PHP_FUNCTION(call_library)
{
    char *arg = NULL;
    size_t arg_len, len;
    if (zend_parse_parameters(ZEND_NUM_ARGS(), "s", &arg, &arg_len) == FAILURE)
    {
        return;
    }

    // Call underlying library
    std::string callResult = callLibrary(arg);
    zend_string * result = zend_string_init(callResult.c_str(), callResult.size(), 0);
    RETURN_STR(result);
}

We cannot find a reference manual describing the behaviours of zend_string_initor RETURN_STR(), the closest thing we have being: http://www.phpinternalsbook.com/php7/internal_types/strings/zend_strings.html

In particular, it states for the last parameter of zend_string_init

If you pass 0, you ask the engine to use a request-bound heap allocation using the Zend Memory Manager. Such allocation will be destroyed at the end of the current request. If you don’t do it yourself, on a debug build, the engine will shout at you about a memory leak you just created.
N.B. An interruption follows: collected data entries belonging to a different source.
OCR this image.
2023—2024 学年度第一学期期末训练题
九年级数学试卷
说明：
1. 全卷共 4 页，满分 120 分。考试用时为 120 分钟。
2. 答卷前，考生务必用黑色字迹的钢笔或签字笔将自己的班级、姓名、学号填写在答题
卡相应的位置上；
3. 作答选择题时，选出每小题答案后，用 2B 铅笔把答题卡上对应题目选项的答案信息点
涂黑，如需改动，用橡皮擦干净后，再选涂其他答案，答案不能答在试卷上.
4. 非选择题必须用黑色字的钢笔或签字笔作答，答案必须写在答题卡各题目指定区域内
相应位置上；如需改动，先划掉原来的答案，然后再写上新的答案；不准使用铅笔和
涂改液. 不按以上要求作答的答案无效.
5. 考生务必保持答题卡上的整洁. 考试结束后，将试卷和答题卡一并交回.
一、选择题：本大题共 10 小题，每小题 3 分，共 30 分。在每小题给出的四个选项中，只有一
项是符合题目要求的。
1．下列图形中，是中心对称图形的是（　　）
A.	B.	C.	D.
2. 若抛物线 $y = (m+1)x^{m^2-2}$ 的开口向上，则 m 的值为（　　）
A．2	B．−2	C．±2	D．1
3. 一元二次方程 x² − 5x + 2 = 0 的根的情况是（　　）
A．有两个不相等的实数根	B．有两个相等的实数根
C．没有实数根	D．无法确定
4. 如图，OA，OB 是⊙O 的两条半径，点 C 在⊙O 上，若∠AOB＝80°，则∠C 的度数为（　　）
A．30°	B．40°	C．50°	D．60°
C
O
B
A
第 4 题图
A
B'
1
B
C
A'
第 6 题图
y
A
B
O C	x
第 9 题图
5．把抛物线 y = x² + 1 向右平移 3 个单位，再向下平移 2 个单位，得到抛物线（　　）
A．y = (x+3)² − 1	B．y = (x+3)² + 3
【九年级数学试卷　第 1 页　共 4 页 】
If you pass 1, you ask for what we called a “persistent” allocation, that is the engine will use a traditional C malloc() call and will not track the memory allocation in any way.

It seems we want the 0 value, but does RETURN_STR() then free the allocated memory? (the text is a bit ambiguous, but it seems the destruction should be explicit) Is there a more idiomatic way to return such std::string value from a PHP extension function?


Solution

  • To answer your question, I'll talk a little about PHP memory allocation, then about your specific question.
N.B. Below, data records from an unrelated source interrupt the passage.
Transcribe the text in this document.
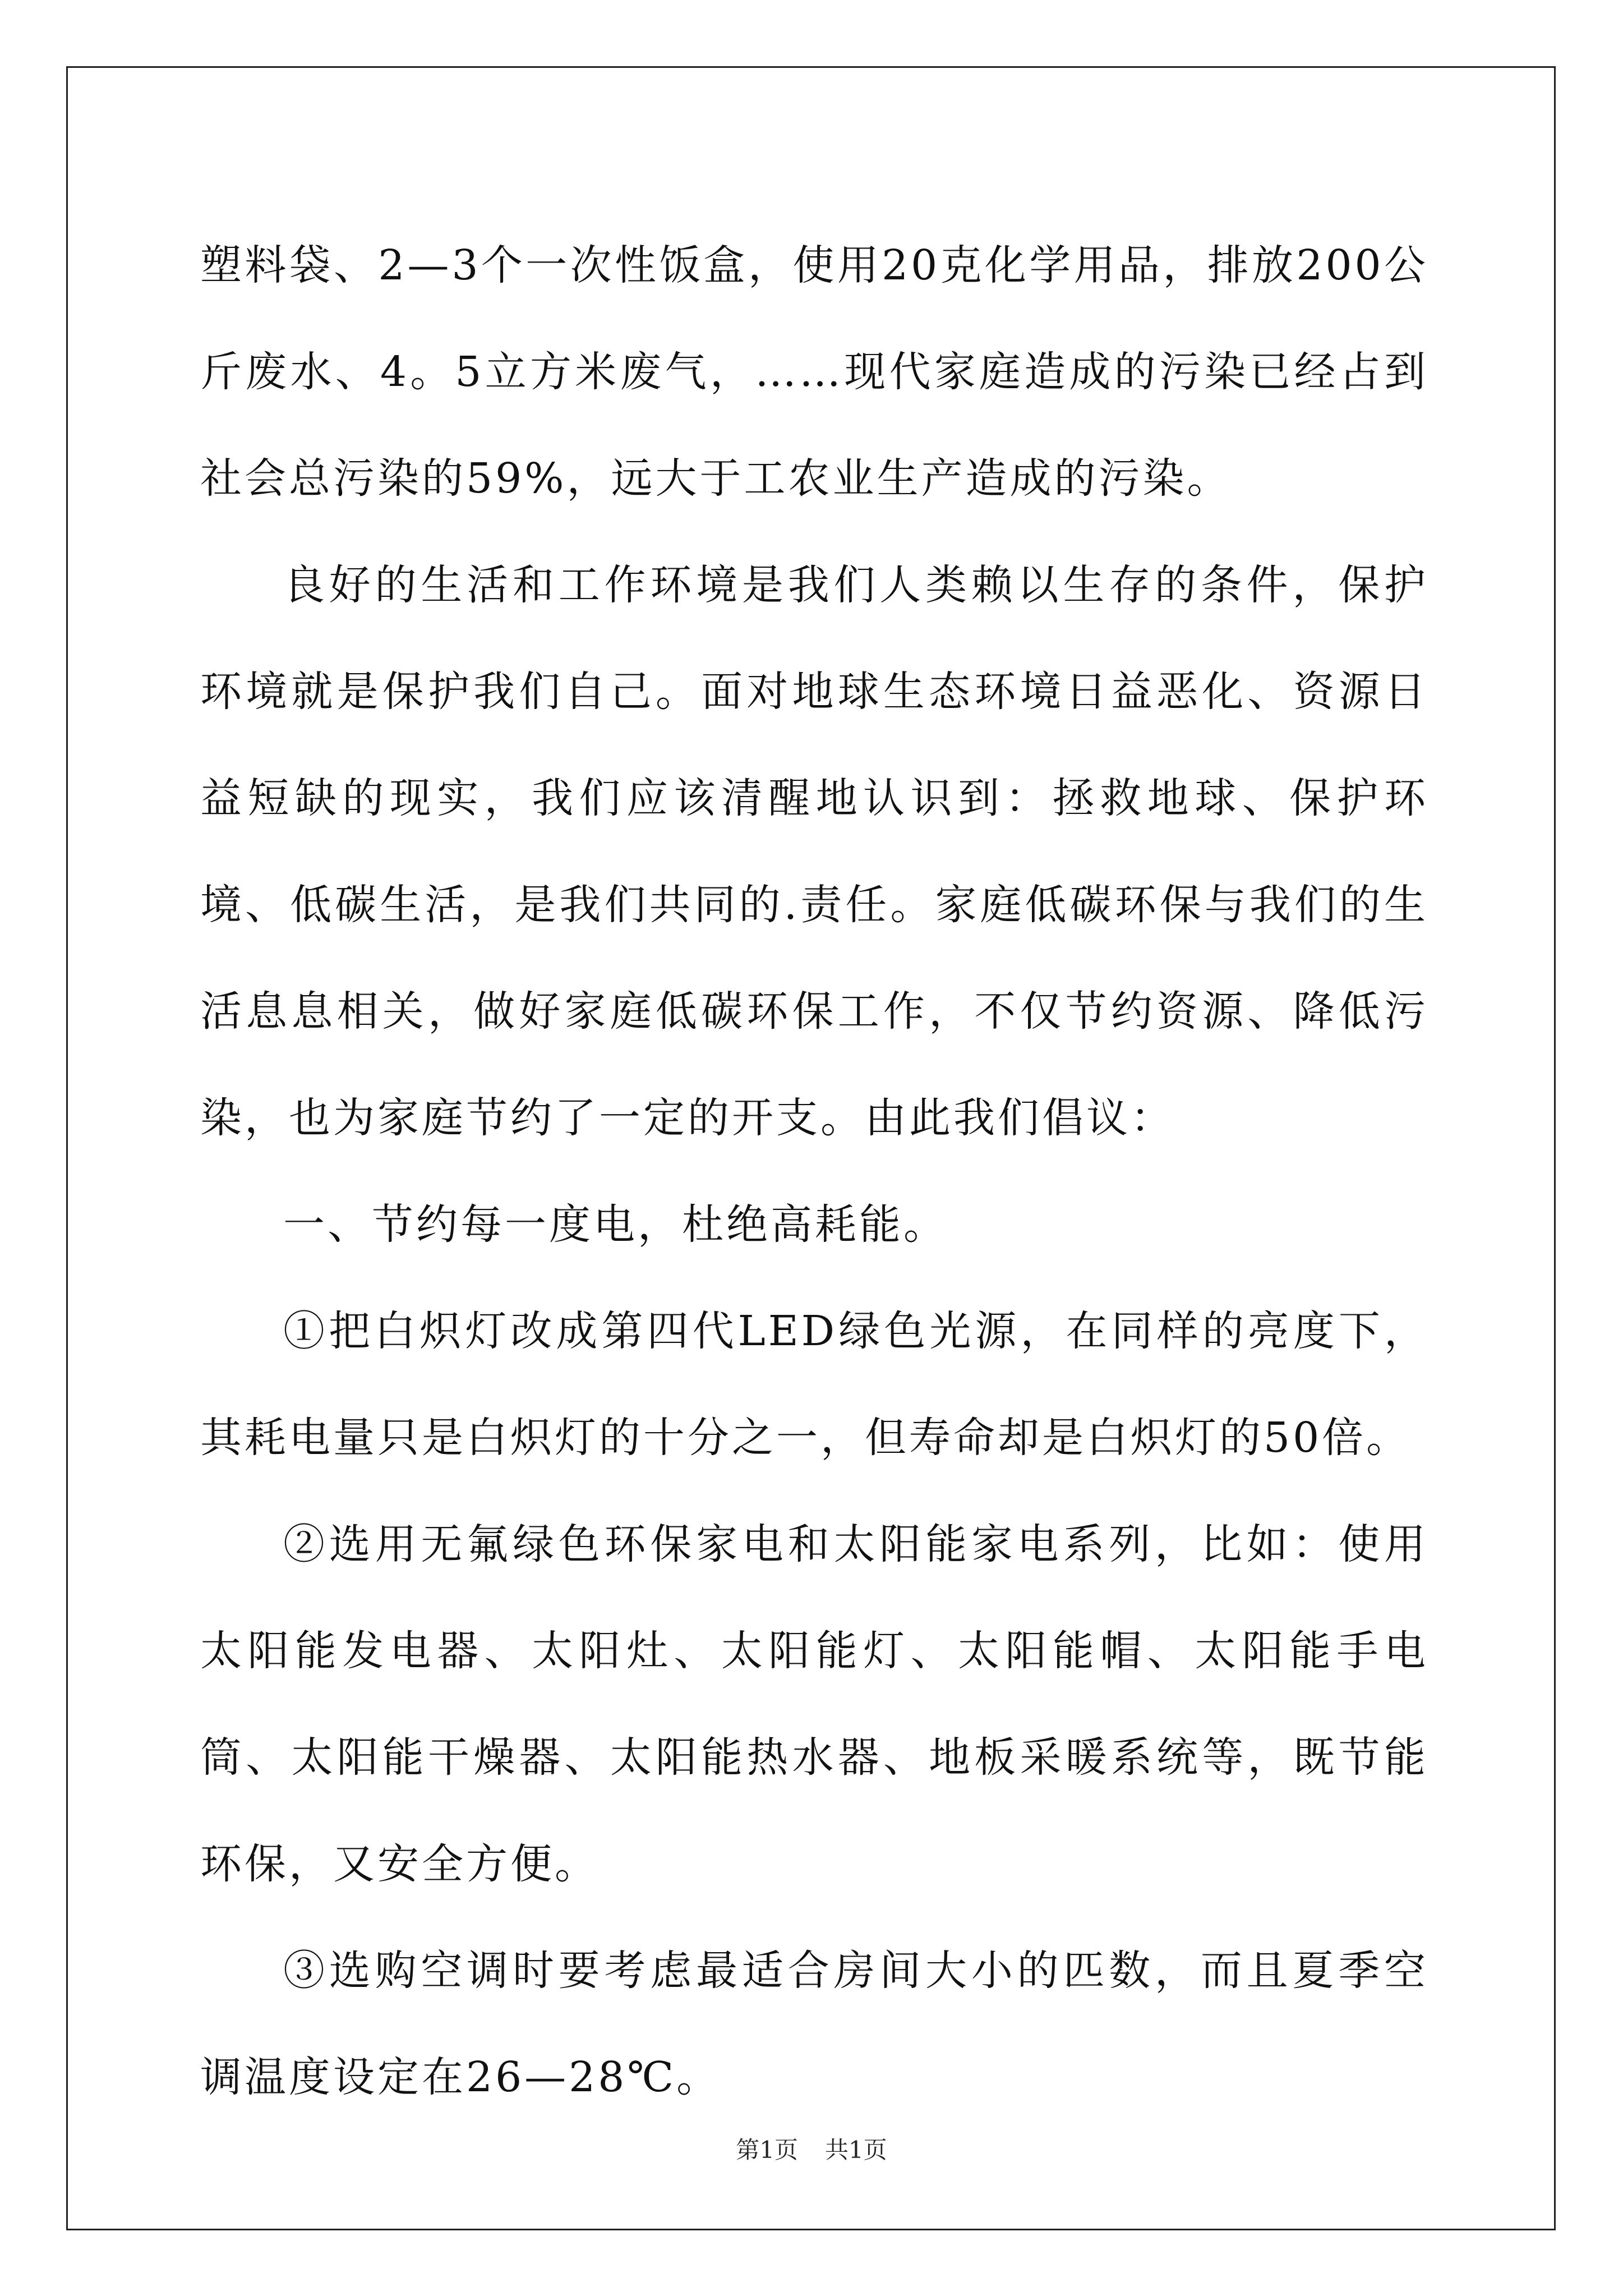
塑料袋、2—3个一次性饭盒，使用20克化学用品，排放200公斤废水、4。5立方米废气，……现代家庭造成的污染已经占到社会总污染的59%，远大于工农业生产造成的污染。

良好的生活和工作环境是我们人类赖以生存的条件，保护环境就是保护我们自己。面对地球生态环境日益恶化、资源日益短缺的现实，我们应该清醒地认识到：拯救地球、保护环境、低碳生活，是我们共同的.责任。家庭低碳环保与我们的生活息息相关，做好家庭低碳环保工作，不仅节约资源、降低污染，也为家庭节约了一定的开支。由此我们倡议：

一、节约每一度电，杜绝高耗能。

①把白炽灯改成第四代LED绿色光源，在同样的亮度下，其耗电量只是白炽灯的十分之一，但寿命却是白炽灯的50倍。

②选用无氟绿色环保家电和太阳能家电系列，比如：使用太阳能发电器、太阳灶、太阳能灯、太阳能帽、太阳能手电筒、太阳能干燥器、太阳能热水器、地板采暖系统等，既节能环保，又安全方便。

③选购空调时要考虑最适合房间大小的匹数，而且夏季空调温度设定在26—28℃。

第1页 共1页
    About PHP Memory Allocation

    When writing PHP extensions, there are two kinds of memory allocations you can perform:

    • tracked memory allocations
    • persistent memory allocations

    A tracked memory allocation is an optimization that allows the PHP engine to have some more control over raw memory allocation. The Zend memory manager (ZendMM) acts as a wrapper above the standard memory allocation libraries. This memory manager allows PHP to avoid memory leaks by cleaning up any tracked memory that has not been explicitly freed at the end of a request. Furthermore this allows the engine to enact memory limits (such as the php.ini setting memory_limit). Tracked memory is also referred to as per-request memory for these reasons.
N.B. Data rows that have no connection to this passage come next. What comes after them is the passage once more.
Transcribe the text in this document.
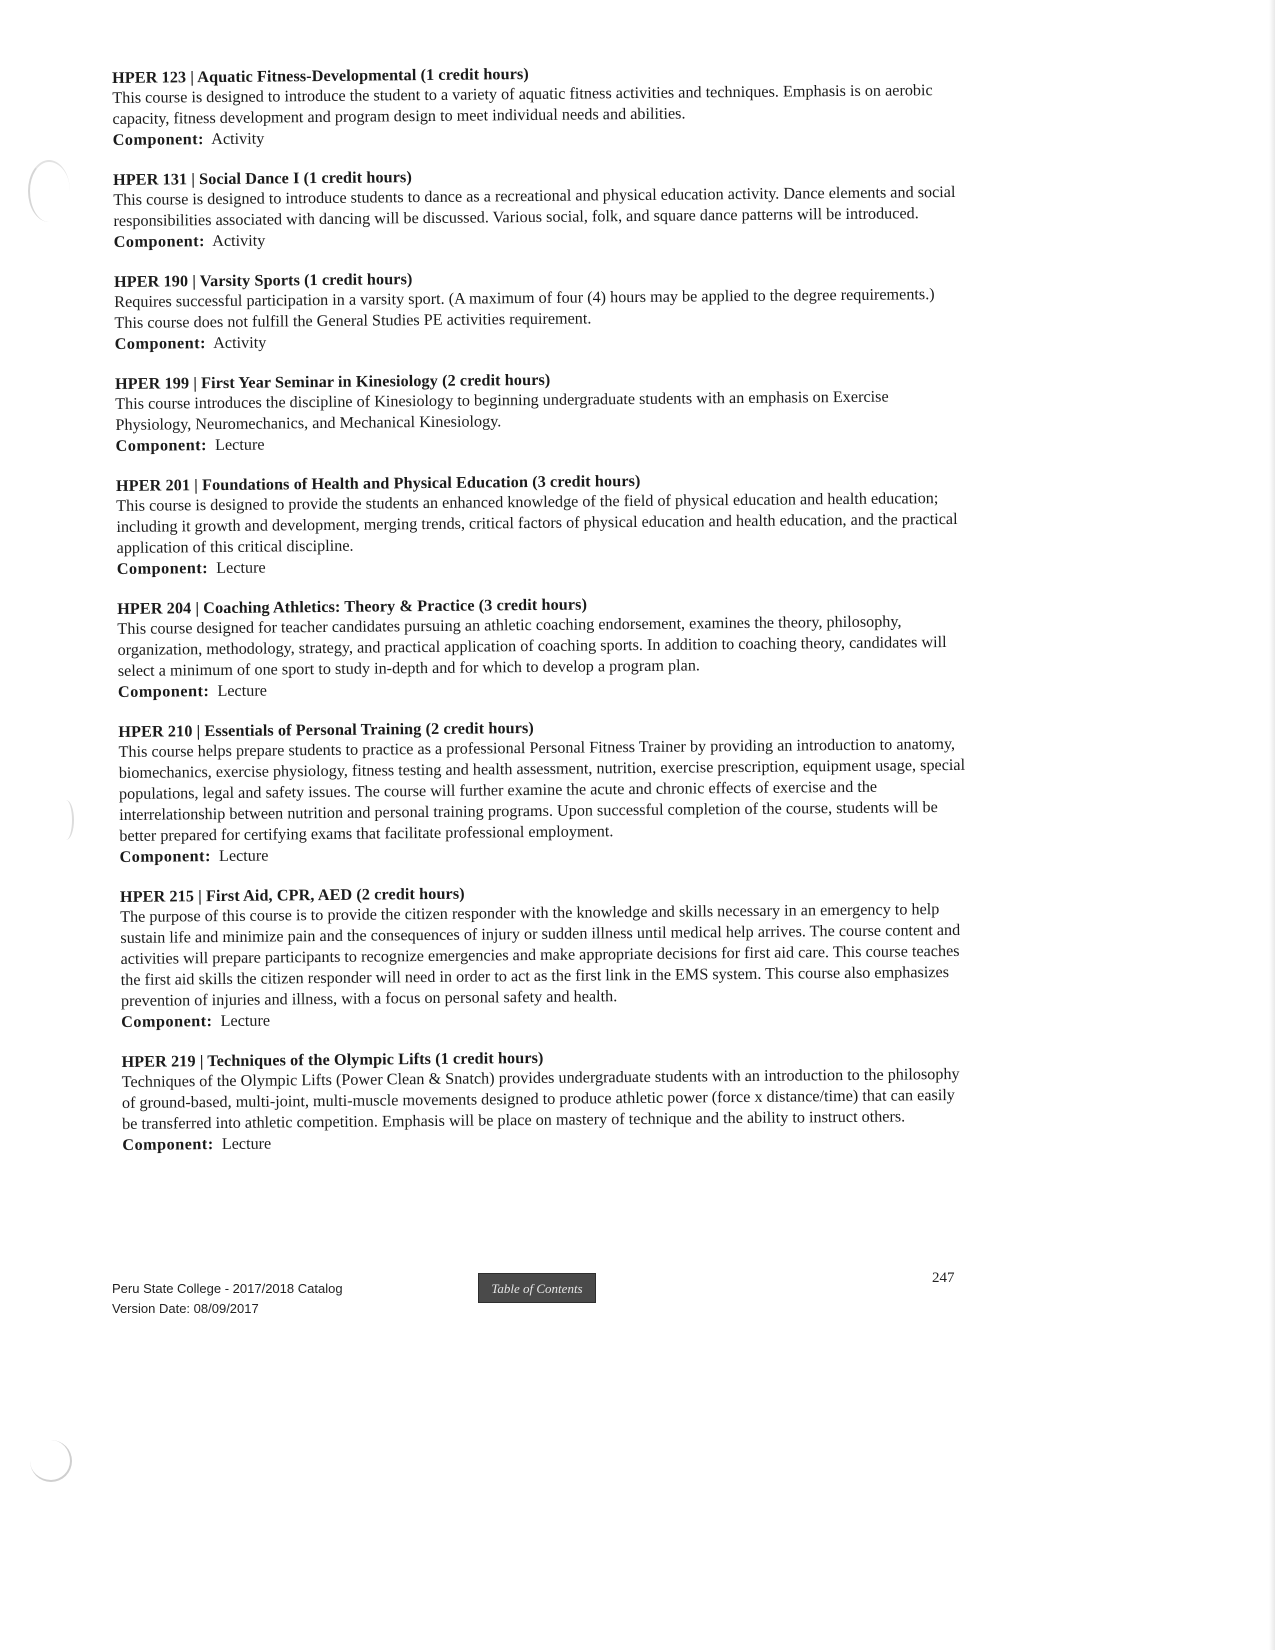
HPER 123 | Aquatic Fitness-Developmental (1 credit hours)

This course is designed to introduce the student to a variety of aquatic fitness activities and techniques. Emphasis is on aerobic capacity, fitness development and program design to meet individual needs and abilities.

Component: Activity
HPER 131 | Social Dance I (1 credit hours)

This course is designed to introduce students to dance as a recreational and physical education activity. Dance elements and social responsibilities associated with dancing will be discussed. Various social, folk, and square dance patterns will be introduced.

Component: Activity
HPER 190 | Varsity Sports (1 credit hours)

Requires successful participation in a varsity sport. (A maximum of four (4) hours may be applied to the degree requirements.) This course does not fulfill the General Studies PE activities requirement.

Component: Activity
HPER 199 | First Year Seminar in Kinesiology (2 credit hours)

This course introduces the discipline of Kinesiology to beginning undergraduate students with an emphasis on Exercise Physiology, Neuromechanics, and Mechanical Kinesiology.

Component: Lecture
HPER 201 | Foundations of Health and Physical Education (3 credit hours)

This course is designed to provide the students an enhanced knowledge of the field of physical education and health education; including it growth and development, merging trends, critical factors of physical education and health education, and the practical application of this critical discipline.

Component: Lecture
HPER 204 | Coaching Athletics: Theory & Practice (3 credit hours)

This course designed for teacher candidates pursuing an athletic coaching endorsement, examines the theory, philosophy, organization, methodology, strategy, and practical application of coaching sports. In addition to coaching theory, candidates will select a minimum of one sport to study in-depth and for which to develop a program plan.

Component: Lecture
HPER 210 | Essentials of Personal Training (2 credit hours)

This course helps prepare students to practice as a professional Personal Fitness Trainer by providing an introduction to anatomy, biomechanics, exercise physiology, fitness testing and health assessment, nutrition, exercise prescription, equipment usage, special populations, legal and safety issues. The course will further examine the acute and chronic effects of exercise and the interrelationship between nutrition and personal training programs. Upon successful completion of the course, students will be better prepared for certifying exams that facilitate professional employment.

Component: Lecture
HPER 215 | First Aid, CPR, AED (2 credit hours)

The purpose of this course is to provide the citizen responder with the knowledge and skills necessary in an emergency to help sustain life and minimize pain and the consequences of injury or sudden illness until medical help arrives. The course content and activities will prepare participants to recognize emergencies and make appropriate decisions for first aid care. This course teaches the first aid skills the citizen responder will need in order to act as the first link in the EMS system. This course also emphasizes prevention of injuries and illness, with a focus on personal safety and health.

Component: Lecture
HPER 219 | Techniques of the Olympic Lifts (1 credit hours)

Techniques of the Olympic Lifts (Power Clean & Snatch) provides undergraduate students with an introduction to the philosophy of ground-based, multi-joint, multi-muscle movements designed to produce athletic power (force x distance/time) that can easily be transferred into athletic competition. Emphasis will be place on mastery of technique and the ability to instruct others.

Component: Lecture
Peru State College - 2017/2018 Catalog
Version Date: 08/09/2017
Table of Contents
247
    A persistent memory allocation is the standard memory allocation managed by the C library (e.g malloc and friends). It's worth noting also that in C++, new and delete typically call down to malloc and free respectively. In PHP, a persistent memory allocation survives the handling of a request, and it may exist to service more than one request. For this reason, it is possible to cause a memory leak with these kinds of allocations.

    In the PHP API, there are some macros that are defined for performing tracked or persistent memory allocations. For example, emalloc and efree are the analogs to malloc and free for tracked (i.e. per-request) memory management. The macros pemalloc and pefree are for either tracked or persistent allocations, having a parameter to toggle. For example, pemalloc(32,1) allocates a block of 32 persistent bytes whereas pemalloc(32,0) is equivalent to emalloc(32) which allocates a block of 32 tracked bytes.

    In addition to the raw memory allocation functions, the PHP API also provides control over memory allocations initiated by higher-level functions. For example, creating a PHP7 zend_string structure with zend_string_init lets you choose what kind of memory allocation you want via the third parameter. This follows a common idiom throughout the API, with 0 indicating a tracked allocation and 1 indicating a persistent allocation.

    Regarding zend_string, zend_string_init and RETURN_STR

    I'm not as familiar with PHP7 as I am with PHP5, but many concepts have carried over and I think I've read enough of the source code to answer the question. When you assign a zend_string to a zval using RETURN_STR, the zval becomes responsible for freeing the zend_string (in PHP5 this was just a char* but the concept is the same). The Zend engine expects most if not all objects to be allocated using the tracked memory manager. In PHP5, a string assigned to a zval must have been allocated via emalloc since the code always calls efree on the string buffer when the zval is destroyed. In PHP7 there seems to be an exception since the zend_string structure can remember which allocation type was used. Regardless, it's a good practice to always use the tracked allocations as a default unless you have a good reason to do otherwise. Therefore your current code looks good since it passes 0 as the third parameter to zend_string_init.

    The destruction of the zend_string should not be explicit in your code since the zval will handle that at some later time. Plus, that process is dependent on how userspace operates on the returned zval. This is not something you have to worry about.